The PB Charter sets out seven key features of what a fair and high-quality PB process should be, accompanied by guiding statements which describe what those features should look like in practice.
It aims to ensure it’s inclusive, uses good quality methods and is truly participative.
Fair and inclusive
PB creates new opportunities for people to become involved in ways that bring new and different voices to discussions about how public money is spent. Working together in this way encourages stronger relationships in and between different communities.
Everyone should be able to participate in community life but sometimes there are obstacles to getting involved. PB can remove those barriers if it is carefully planned, properly resourced and support is available for those who need it.

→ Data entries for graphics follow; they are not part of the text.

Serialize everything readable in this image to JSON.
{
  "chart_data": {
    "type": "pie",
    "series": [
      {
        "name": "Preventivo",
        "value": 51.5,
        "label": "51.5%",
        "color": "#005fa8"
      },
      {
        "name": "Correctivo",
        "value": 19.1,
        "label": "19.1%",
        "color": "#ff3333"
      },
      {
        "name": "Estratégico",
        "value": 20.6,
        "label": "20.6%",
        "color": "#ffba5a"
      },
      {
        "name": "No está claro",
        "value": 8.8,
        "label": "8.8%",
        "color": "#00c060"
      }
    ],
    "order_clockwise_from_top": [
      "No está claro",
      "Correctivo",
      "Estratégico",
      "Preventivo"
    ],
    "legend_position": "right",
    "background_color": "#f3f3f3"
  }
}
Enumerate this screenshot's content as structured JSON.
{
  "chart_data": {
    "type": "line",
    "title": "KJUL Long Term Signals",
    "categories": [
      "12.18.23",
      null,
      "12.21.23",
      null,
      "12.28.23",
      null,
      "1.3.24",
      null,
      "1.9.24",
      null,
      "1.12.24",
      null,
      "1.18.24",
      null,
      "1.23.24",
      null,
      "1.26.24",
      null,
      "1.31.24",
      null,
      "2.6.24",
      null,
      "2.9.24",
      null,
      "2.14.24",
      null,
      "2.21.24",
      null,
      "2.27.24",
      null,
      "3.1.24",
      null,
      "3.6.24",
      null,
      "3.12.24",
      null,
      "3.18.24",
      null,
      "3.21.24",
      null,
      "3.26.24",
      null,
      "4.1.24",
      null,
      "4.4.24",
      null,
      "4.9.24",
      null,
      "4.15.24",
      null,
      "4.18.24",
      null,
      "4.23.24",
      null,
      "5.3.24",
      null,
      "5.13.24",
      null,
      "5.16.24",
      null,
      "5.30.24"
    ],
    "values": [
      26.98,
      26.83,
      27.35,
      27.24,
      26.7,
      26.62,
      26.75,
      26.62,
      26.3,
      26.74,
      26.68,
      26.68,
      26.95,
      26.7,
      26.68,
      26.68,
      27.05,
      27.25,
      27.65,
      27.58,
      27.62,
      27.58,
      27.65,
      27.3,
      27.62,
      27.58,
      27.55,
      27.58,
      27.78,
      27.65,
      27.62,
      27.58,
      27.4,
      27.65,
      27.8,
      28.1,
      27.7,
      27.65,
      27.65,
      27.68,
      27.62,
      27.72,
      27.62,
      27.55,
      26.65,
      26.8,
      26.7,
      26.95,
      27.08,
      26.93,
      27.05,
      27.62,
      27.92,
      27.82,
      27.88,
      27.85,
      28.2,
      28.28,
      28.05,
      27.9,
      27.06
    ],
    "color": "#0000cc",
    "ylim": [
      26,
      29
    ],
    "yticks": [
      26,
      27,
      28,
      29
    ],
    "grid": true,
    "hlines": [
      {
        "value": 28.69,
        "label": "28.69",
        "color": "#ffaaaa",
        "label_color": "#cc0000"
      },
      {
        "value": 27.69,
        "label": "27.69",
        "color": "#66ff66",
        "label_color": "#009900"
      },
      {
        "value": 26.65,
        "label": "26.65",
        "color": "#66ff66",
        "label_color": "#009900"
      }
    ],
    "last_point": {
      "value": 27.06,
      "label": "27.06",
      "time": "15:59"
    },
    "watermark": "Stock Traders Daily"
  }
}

We will know PB is 'fair and inclusive' when:
the PB process meets all requirements in terms of accessibility;
within a PB process everyone has a vote;
people who have experienced inequality are involved in designing PB process; and
the outcomes of a PB process help to reduce inequalities.
Anyone from the communities affected by decisions on how money is spent should have opportunities to be involved at every stage of the PB process. This includes identifying what budgets are being allocated, how the PB process is planned, how it works in practice and how it is evaluated.
We will know PB is 'participatory' when:
communities have an opportunity to help shape the PB process from the start;
priorities for the PB process are decided by communities;
different and diverse communities discuss the issues and vote on priorities;
a range of PB methods and events is used to make sure that different groups in the community can get involved;
people from the communities involved say they are satisfied with the process and the outcomes;
training or support is available to help people to be involved in planning and delivering the PB process; and
the PB process is promoted widely and in a variety of ways to encourage people to take part.
PB supports communities to access information, share ideas, listen to each other and consider different views.
Sharing ideas and views helps people to learn more about different issues and leads to informed decisions that are best for the whole community.
We will know PB is 'deliberative' when:
the information people need to make informed choices is available and accessible at all points in the PB process;
people involved report increased knowledge about the issues affecting groups and individuals in their own communities and other communities;
methods are used which allow people to express their views and which encourage discussion; and
ideas, priorities and the choices made about how money is spent are reached through public discussions and informed by wide-ranging views.
Decisions about how public money is spent are usually made by politicians and their officers. PB gives people and communities the power to decide what matters most to them and how public money should be used best.
The PB process encourages more people to become involved in their community and to work together to make change happen.
We will know PB is 'empowering' when:
communities decide how money is spent;
people feel they have more control over the issues that affect them;
decisions taken through a PB process lead to improved outcomes and services;
more people are involved in wider democratic processes; and
more people become involved in community organisations and activities.
Creative and flexible
PB processes should be designed in a way that makes it easy and attractive for people to get involved. A creative mix of face-to-face approaches and online tools should be used to distribute information, encourage participation and get the best results.
PB in Scotland is a developing process which requires the confidence to take risks – to be flexible, to listen, to do things differently, try new things and to learn from mistakes as well as successes. This will help to make sure that PB in Scotland can really create positive change.
We will know PB is 'creative and flexible' when:
a range of methods has been considered and used as part of the PB process;
support is in place for people who plan and deliver the PB process so they can ‘take risks’;
PB processes are continuously evaluated and improved as a result; and
PB in Scotland learns from and keeps pace with developing practice across the world.
Everyone involved in a PB process should be able to see why and how decisions are taken, and what effect those decisions have.
We will know PB is 'transparent' when:
information on the process and how people can get involved is clear and accessible;
information on budgets is publicly accessible and understandable;
it is clear who is accountable (responsible) for the PB process;
voting rules are clear and well understood; and
people know the result of the process and what difference their involvement has made.
Part of our democracy
PB is a central part of our democracy in Scotland and should be standard practice for how budget decisions which affect communities are made.
PB should be resourced and delivered as part of regular budget planning.
We will know PB is 'part of our democracy' when:
people expect to have a direct say in each budget cycle;
public agencies have staff and systems in place to support good-quality PB processes;
communities and community organisation have the skills and knowledge, as well as time and funding, to get involved and support the PB process;
the PB process continues uninterrupted from one budget round to the next; and
over time, PB is shown to improve outcomes, reduce inequalities and encourage people to be more involved in democratic processes.